Monday, May 27, 2013

Istanbul, Turkey

We were happy that this cruise included Istanbul on its itinerary because it's a city that we have been wanting to go to. Istanbul is Turkey's largest city with a population of 14-15 million. It is the only city in the world that is part of two continents, Europe and Asia, with the Bosphorus strait separating the two continents. Since we were entering Turkey from the mouth of the Bosphorus strait we had the unique privilege of viewing both the European and Asian shores.

European Turkey 
Asian Turkey
Istanbul is full of exquisite mosques (there are around 3,000) and throughout the day you can hear praying from minarets that echo through the city. We learned that Istanbul is a very tolerant city in regards to religion. Most of the population practices Islam, but it's a personal choice as to how religious one wants to be.

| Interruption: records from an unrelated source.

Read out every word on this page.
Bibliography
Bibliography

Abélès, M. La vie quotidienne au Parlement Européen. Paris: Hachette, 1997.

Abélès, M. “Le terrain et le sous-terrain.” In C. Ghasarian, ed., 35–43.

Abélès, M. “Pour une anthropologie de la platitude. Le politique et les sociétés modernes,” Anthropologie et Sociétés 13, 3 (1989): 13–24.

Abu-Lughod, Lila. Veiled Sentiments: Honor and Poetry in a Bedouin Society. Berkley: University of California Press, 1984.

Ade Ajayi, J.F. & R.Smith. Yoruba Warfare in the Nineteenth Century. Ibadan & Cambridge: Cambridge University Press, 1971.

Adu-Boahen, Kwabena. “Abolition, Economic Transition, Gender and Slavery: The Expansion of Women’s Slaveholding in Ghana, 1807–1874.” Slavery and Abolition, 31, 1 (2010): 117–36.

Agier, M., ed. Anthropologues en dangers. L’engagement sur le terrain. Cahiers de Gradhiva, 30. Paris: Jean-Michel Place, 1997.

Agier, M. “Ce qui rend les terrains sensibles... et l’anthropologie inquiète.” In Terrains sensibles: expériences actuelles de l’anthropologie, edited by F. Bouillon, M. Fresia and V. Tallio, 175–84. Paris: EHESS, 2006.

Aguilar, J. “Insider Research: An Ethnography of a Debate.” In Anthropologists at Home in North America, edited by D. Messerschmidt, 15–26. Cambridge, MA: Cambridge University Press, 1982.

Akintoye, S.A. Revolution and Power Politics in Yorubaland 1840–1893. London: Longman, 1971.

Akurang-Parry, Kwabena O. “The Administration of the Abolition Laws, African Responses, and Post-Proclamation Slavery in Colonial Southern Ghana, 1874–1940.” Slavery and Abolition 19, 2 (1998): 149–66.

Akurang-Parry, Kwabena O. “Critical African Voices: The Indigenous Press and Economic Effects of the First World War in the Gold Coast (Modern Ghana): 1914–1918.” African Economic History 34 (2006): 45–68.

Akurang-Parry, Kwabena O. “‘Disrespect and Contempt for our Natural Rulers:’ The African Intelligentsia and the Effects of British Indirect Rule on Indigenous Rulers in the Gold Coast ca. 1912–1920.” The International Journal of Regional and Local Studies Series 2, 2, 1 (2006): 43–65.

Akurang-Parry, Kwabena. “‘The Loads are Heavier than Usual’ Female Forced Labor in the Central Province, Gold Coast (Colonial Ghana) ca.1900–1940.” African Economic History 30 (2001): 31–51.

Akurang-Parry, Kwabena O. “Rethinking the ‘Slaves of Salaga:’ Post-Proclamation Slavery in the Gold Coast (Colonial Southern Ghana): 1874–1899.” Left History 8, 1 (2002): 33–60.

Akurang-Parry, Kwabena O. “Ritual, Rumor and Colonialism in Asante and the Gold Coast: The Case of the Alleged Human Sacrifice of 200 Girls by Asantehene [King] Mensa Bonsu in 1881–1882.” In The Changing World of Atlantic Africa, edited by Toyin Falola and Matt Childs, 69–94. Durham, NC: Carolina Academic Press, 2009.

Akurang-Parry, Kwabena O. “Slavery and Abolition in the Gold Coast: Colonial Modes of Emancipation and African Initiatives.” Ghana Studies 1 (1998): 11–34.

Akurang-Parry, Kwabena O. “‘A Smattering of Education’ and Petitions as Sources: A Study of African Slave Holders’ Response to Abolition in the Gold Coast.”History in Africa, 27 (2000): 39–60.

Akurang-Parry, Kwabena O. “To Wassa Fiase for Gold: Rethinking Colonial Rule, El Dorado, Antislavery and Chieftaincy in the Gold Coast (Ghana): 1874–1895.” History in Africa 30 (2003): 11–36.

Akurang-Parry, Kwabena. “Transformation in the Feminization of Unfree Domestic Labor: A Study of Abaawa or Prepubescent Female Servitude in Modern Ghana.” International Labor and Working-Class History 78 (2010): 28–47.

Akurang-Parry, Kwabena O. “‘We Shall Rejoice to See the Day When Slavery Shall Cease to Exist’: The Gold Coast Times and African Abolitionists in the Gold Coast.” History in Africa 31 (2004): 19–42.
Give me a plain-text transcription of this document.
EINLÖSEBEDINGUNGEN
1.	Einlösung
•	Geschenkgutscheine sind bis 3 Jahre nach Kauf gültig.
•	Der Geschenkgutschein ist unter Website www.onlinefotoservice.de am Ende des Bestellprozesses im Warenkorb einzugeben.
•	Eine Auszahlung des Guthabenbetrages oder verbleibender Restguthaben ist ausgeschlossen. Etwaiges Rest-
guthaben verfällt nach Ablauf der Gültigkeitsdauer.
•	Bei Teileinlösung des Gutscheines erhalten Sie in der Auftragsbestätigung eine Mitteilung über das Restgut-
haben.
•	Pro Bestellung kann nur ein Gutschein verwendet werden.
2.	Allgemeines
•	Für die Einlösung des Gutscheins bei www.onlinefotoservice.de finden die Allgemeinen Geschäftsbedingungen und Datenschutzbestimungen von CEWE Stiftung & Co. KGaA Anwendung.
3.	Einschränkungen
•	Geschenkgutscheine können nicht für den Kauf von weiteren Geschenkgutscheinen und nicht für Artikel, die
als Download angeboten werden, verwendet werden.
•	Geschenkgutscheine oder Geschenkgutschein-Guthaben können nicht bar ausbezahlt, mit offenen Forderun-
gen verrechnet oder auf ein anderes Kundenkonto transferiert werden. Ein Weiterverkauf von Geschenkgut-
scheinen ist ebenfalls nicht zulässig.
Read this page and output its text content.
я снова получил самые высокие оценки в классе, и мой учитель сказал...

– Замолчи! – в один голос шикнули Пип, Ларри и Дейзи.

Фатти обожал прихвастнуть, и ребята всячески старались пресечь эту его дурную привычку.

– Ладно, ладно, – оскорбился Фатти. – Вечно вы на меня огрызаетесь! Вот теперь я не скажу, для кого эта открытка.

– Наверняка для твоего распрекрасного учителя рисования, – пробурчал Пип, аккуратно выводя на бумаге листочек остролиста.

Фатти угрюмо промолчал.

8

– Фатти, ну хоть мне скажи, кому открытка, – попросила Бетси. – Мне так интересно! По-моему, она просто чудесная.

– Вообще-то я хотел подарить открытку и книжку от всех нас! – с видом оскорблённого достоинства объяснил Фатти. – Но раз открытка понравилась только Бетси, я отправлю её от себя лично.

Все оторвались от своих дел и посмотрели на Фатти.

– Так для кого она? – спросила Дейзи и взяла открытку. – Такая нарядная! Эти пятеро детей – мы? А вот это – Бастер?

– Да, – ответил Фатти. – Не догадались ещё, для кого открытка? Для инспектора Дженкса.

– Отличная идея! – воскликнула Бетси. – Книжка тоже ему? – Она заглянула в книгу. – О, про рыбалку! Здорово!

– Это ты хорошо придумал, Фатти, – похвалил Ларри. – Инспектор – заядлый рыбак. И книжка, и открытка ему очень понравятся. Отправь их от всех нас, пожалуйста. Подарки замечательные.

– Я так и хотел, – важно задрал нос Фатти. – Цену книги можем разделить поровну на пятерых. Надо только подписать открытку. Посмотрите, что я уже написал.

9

So you will see women dressed from full burkhas to traditional headscarves and conservative attire, to tight jeans, tank tops and pony tails. Christians and Sephardic Jews make up the other religious populations.

We first went to the Blue Mosque (called Sultanahmet Camii in Turkish) which is so named because of the blue tiles surrounding the interior walls. It was built between 1609 and 1616 and is still an active mosque. Before entering everyone is required to take off their shoes and women need to wear a head scarf.

My attempt at a headscarf 

After visiting the Blue Mosque we walked to Topkapi Palace. The palace was the primary residence of the Ottoman Sultans for around 400 years. The palace was also a setting for state occasions and royal entertainments. It consists of four main courtyards and many smaller buildings including a treasury holding precious objects like Muhammed's cloak and sword, and Noah's staff.  Unfortunately, it was forbidden to take pictures inside.

The Imperial Gate

Gate of Salutation: Entrance to the 2nd courtyard

View from the palace
After spending a good amount of time here we then had a delicious Turkish lunch, consisting of tzatziki, hummus, stuffed grape leaves, and kebabs.

Our yummy appetizer. 

After lunch we walked to Hagia Sophia. Hagia Sophia is an important monument for the Byzantine and Ottoman empires. It was first a church, then a mosque, and now a museum and has many sights to see of both Christian and Muslim importance. It is a stunning building with a lot of history.

No trip to Istanbul would be complete without heading to their two famous markets: The Grand Bazaar and the Spice Market (also known as the Egyptian Bazaar). The Grand Bazaar is one of the oldest markets in the world and is home to over 3,000 shops covering around 60 indoor streets. The Bazaar has everything a shopper in Istanbul would want, from a colorful array of rugs, scarves, and fabrics, to teas, lamps, hookahs. We enjoyed wandering through this large maze of shops, making left and right turns on a whim in order to head towards the quieter back lanes away from the hoards of people. One Turkish specialty that we bought here was Lokum, also known as "Turkish Delight". It's a sweet snack that can contain a variety of nuts, and comes in various flavors such as fig, rose, strawberry, orange, and lemon.

One of 21 entrances 

One of the streets
One of the many Lokum displays
The next day Jon and I took a stroll across the Galata Bridge. The bridge connects the old city with an area known as Beyogu and is alive with men fishing, locals connecting from one part of the city to the other, and restaurants serving fresh fish.

The top part is covered with fisherman and the bottom part is restaurants.
We headed to the Spice Market, which is located right near the bridge. This market is smaller than the Grand Bazaar and we found it to be less crowded with better prices. They sell similar products here as the Grand Bazaar, but there was definitely more selections of spices and teas. It was fun looking at the different spices and teas out on display, and we ended up buying quite a few goodies to take home with us.

The Spice Market/Egyptian Bazaar

On our way back across the bridge and back to the ship we stopped for some Turkish coffee. Turkish coffee is unique in that it is very thick and contains a heavy layer of sludgy grounds at the bottom that you aren't supposed to drink. It is typically served with water, but with Jon's they also served us some Lokum and a shot of Turkish almond liquor.

We really wish we had more time in this exquisite city! It is so different than any other city we've been to and we were just enchanted by what it had to offer. I guess this means we'll just have to come back in the future some time! Next up, Kusadasi!

1 comment:

  1. When Dad and I went on our Mediterranean cruise last November it did not include a stop in Istanbul. But now after reading your fantastic blog, I feel as if we had been to this amazing city on our trip! There is so much to say about Istanbul! A very interesting and fascinating city! First of all to be part of two continents is unbelievable! I think the one thing that really surprised me the most is when you talked about the tolerance of religion there. I don't know why, but I would have never guessed that the people would be like that there. I found that very interesting. The mosques are all so beautiful! (I love the blue head scarf that you were wearing!) Out of everything I read about this city, what do you think I liked the best?!! I'm sure you said the Grand Bazaar and the Spice Market!! I want to go there! If I could, I would probably be there all day, every day!! It looks like so much fun!!